Finalmente chegou o dia que planejei há praticamente nove anos e que sonho desde que coloquei os pés para fora da casa de Sandoval. Até acordei tarde para encarar o fim de semana, porque estou desfrutando sem a menor pressa a sensação de não ter vínculo obrigatório com ninguém. Agora é somente eu e as minhas decisões. Quero que este momento seja saboreado com extrema tranquilidade. No entanto, logo percebo que não vai acontecer tão cedo quando vejo Otávio surgir no meu campo de visão, seguido por uma comitiva de funcionários do flat carregando uma infinidade de buquês de flores.

Exatamente. No tempo de fazer um café e tomar o primeiro gole, foi tudo por água abaixo. A cena só me parece uma grande palhaçada, chamando a atenção de todos por onde ele passa. Otávio é mestre em aparecer, talvez por isso seja político ou seja político por isso, acho que não faz diferença.

Respiro fundo ao notar que ainda precisarei de mais tempo e paciência para me libertar dele. Não posso ignorar que a minha vida na política depende de um bom relacionamento com o senador. Também me forço a lembrar que realizar minhas promessas de campanha são a minha prioridade no momento. Eu me tornei vereadora não apenas para ter um contracheque alto, mas para mudar, nem que seja um pouco a realidade do morro.

A ideia de fazer a diferença no mundo pode parecer piegas, juvenil ou sei lá o quê, eu não ligo. Só quero colocar a minha cabeça no travesseiro e saber que o meu mandato valeu a pena para a população de Belo Rio. É desesperador ver que as coisas simplesmente não andam na administração da coisa pública, mesmo com tanto dinheiro arrecadado com impostos.

Contrariada, eu olho ao redor da sala do flat enquanto aguardo Otávio bater à porta. O espaço comum, que não proporciona uma grande experiência de decoração, está longe de ser o tipo de imóvel que ele aprovaria para eu morar. A sala é suficiente para uma ou duas pessoas. Há um sofá de cor bege para dois lugares, uma mesa de centro com revistas em cima e uma pequena TV presa à parede. As cortinas brancas são simples, as paredes têm um tom neutro. Nada é muito atrativo ou elegante, o que para mim, serve o propósito de um bom apartamento.

Em poucos instantes ouço os nós dos dedos de Otávio batendo contra a porta oca de madeira e, preparando a minha paciência, abro-a com uma expressão simpática.
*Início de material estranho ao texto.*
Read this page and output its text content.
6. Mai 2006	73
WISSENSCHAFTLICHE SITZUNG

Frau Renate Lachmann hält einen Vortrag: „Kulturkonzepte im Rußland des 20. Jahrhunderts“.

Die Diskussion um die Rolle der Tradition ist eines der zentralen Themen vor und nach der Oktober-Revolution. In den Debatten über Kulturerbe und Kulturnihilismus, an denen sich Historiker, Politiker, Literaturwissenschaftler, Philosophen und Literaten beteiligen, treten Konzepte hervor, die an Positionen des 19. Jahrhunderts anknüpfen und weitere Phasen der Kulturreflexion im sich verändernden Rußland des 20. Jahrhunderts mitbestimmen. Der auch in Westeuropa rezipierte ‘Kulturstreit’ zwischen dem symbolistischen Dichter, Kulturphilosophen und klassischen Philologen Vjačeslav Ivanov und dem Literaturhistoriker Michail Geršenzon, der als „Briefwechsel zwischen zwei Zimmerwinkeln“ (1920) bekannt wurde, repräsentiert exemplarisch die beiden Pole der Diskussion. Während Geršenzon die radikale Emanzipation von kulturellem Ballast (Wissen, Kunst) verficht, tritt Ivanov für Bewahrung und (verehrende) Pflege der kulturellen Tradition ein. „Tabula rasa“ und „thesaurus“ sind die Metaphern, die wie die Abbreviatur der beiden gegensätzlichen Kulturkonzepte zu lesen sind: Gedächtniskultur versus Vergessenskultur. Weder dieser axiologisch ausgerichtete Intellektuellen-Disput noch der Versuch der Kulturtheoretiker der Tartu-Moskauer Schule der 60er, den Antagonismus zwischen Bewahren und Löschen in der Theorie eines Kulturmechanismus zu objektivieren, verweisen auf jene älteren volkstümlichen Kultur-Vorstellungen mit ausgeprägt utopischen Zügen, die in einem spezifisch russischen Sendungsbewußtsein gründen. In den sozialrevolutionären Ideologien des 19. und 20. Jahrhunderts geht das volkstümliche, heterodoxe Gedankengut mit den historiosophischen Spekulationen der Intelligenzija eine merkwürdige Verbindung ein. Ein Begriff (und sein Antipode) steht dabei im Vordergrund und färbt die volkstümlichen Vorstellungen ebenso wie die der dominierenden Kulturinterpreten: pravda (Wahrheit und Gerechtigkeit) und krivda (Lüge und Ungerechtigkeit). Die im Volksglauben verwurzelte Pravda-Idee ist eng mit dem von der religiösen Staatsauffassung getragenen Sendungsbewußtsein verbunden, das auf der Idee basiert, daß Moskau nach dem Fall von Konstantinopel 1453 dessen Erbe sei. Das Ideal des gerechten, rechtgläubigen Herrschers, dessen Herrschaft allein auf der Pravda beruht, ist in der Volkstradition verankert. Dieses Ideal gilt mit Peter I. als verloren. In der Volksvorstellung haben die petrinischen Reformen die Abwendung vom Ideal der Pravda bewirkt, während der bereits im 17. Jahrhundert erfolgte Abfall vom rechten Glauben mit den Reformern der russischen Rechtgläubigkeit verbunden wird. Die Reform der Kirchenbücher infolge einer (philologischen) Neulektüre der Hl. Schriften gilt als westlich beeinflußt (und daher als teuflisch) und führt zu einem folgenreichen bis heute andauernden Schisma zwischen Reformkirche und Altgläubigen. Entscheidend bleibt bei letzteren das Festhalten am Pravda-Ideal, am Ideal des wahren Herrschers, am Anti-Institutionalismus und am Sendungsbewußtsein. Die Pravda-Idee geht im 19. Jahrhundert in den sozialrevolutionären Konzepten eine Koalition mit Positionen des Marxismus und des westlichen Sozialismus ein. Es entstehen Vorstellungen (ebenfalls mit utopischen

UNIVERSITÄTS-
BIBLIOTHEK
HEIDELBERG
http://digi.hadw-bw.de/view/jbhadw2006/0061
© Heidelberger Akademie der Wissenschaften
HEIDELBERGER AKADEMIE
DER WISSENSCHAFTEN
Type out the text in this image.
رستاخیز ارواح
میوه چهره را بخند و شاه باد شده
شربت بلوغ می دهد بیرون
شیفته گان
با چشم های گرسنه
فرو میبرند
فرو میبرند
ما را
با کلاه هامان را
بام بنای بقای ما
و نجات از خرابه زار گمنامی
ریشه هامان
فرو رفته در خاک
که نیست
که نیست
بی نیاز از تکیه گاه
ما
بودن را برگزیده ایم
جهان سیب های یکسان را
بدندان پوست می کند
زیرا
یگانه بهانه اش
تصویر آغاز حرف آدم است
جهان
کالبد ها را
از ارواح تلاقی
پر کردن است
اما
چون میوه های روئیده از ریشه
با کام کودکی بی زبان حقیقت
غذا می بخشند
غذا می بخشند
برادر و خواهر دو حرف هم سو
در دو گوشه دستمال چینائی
Ao me ver, o senador alisa a sua barba me estudando através dos seus olhos miúdos com um ar inocente. Mesmo com tantos anos ao seu lado, vendo de perto os bastidores da política, ainda me pergunto como ele consegue manter esse olhar amigável sendo que é um verdadeiro lobo em pele de cordeiro.

— Bom dia, luz da minha vida! — diz abrindo um sorriso cheio de encantos, ele é muito bom nisso.

— Bom dia, senador Otávio Primmaz! — retribuo sem me deixar seduzir por sua capacidade de quebrar a resistência das pessoas. Não dá para cair nessa depois de tanto tempo sabendo que é uma arte que ele domina e não algo verdadeiro.

— Por que tanta formalidade? — pergunta com uma voz mansa.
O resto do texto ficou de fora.